なぜかメディアは少年犯罪の減少を大きく取り上げないが、平成17年度版犯罪白書によると、少年による殺人件数は前年比35%減、強盗件数も28%減である。そればかりでなく、傷害21%減、恐喝24%減という数字が目を引く。殺人、強盗を始めとする暴力的犯罪の数は、暗数の多い窃盗や横領ほど警察の検挙姿勢に左右されることがないので、少年犯罪の実情を取り上げる際の目安になる。シンナー、覚せい剤の長期低落傾向にも疑問の余地はない。
なかでも歴然としているのは暴走族の衰退である。昭和57年のピーク時3万人台を数えた少年人数は平成17年では7000人台である。それでもグループ数は937もあるということだから、小規模化は甚だしく、暴走らしい暴走の実数となると絶滅に近いのではないかと思われる。
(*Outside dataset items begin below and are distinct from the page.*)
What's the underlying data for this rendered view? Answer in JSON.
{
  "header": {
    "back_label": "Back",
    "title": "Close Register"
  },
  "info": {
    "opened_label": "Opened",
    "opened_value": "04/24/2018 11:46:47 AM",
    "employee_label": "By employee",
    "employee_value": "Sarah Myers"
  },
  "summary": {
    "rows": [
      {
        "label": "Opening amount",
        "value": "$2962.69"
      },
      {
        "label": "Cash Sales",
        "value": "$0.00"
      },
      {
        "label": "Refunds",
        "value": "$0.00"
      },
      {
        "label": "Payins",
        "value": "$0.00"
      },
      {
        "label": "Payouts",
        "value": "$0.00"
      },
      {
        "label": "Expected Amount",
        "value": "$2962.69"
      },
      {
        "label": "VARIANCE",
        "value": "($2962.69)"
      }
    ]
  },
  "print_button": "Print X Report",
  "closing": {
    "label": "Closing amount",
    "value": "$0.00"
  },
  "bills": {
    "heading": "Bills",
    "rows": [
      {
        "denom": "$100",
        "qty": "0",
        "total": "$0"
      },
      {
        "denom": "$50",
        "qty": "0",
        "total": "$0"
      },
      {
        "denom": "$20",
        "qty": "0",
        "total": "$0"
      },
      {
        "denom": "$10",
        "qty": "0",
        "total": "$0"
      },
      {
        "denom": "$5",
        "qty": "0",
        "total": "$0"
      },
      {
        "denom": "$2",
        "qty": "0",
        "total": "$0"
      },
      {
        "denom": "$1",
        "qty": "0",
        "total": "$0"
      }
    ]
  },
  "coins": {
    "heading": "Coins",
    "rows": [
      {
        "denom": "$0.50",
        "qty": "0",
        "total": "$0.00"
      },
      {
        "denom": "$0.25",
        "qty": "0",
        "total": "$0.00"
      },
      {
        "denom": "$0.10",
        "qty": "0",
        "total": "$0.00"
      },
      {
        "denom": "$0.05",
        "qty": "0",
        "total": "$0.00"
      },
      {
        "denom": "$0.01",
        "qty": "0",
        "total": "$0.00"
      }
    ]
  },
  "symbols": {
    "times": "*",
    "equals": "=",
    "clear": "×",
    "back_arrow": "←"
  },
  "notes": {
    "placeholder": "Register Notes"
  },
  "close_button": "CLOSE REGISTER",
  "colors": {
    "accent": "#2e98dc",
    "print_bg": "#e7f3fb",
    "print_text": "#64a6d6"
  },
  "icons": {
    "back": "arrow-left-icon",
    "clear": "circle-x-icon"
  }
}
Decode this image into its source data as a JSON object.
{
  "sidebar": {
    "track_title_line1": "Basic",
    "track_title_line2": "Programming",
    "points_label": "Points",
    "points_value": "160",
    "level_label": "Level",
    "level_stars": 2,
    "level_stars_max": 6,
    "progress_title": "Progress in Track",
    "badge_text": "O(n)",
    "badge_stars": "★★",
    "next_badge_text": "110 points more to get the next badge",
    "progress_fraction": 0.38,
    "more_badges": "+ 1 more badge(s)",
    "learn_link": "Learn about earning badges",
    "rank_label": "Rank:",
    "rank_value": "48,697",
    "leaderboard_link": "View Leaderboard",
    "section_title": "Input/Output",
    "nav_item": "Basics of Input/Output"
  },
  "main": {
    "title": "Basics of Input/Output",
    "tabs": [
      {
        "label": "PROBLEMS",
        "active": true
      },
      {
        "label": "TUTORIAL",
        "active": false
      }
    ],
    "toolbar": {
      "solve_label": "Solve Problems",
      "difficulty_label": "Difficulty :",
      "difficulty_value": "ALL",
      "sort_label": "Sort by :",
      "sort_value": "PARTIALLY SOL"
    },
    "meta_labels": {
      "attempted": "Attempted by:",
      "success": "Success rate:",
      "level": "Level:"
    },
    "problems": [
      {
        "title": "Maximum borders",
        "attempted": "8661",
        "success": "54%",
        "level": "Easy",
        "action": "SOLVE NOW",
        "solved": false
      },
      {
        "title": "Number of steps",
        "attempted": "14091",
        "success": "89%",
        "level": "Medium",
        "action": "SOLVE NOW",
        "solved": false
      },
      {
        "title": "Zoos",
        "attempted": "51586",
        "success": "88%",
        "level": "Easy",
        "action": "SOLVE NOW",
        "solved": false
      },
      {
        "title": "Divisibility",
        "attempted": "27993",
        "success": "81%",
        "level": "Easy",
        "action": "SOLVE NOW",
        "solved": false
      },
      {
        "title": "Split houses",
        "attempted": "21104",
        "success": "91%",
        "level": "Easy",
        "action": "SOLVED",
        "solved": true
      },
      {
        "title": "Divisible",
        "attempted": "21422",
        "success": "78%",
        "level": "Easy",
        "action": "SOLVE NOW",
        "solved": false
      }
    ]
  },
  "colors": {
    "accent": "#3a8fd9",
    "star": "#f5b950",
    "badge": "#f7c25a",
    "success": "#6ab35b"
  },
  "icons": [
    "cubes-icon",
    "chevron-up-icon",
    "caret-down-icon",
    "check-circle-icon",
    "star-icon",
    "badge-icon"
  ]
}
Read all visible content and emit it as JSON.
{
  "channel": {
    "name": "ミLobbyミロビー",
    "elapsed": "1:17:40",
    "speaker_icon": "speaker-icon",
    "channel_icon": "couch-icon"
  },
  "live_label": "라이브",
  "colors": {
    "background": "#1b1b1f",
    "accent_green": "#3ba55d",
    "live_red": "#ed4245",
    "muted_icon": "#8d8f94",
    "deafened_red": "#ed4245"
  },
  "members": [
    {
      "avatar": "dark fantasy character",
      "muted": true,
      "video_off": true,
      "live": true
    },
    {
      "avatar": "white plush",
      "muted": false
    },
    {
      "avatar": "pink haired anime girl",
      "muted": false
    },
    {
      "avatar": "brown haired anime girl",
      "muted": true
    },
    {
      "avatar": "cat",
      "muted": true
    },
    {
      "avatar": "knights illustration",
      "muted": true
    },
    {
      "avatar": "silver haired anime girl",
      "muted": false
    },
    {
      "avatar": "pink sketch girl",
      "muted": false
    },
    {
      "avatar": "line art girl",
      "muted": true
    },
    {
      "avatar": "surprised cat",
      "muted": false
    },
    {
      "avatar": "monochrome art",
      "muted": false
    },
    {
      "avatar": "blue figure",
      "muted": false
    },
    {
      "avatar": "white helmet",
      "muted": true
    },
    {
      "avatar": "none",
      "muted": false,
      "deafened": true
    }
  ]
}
暴走族の衰退には、社会側の要因と、子ども側の要因とが考えられる。社会側の要因としては、暴走族の上部団体と考えられてきた暴力団が、1992年に施行された暴力団対策法により、20歳未満の少年たちを組織に勧誘したり、加入を強要したり、脱退を妨害することができなくなったことが挙げられる。
もともと若者文化のなかには、はみ出し文化つまりアウト・ローがしっかりとあって、イン・ロー対アウト・ローという二極がはっきりしていた。かつての家出は、組事務所に拾われる形で終わることも多く、家出とアウト・ローはほとんど同義であった。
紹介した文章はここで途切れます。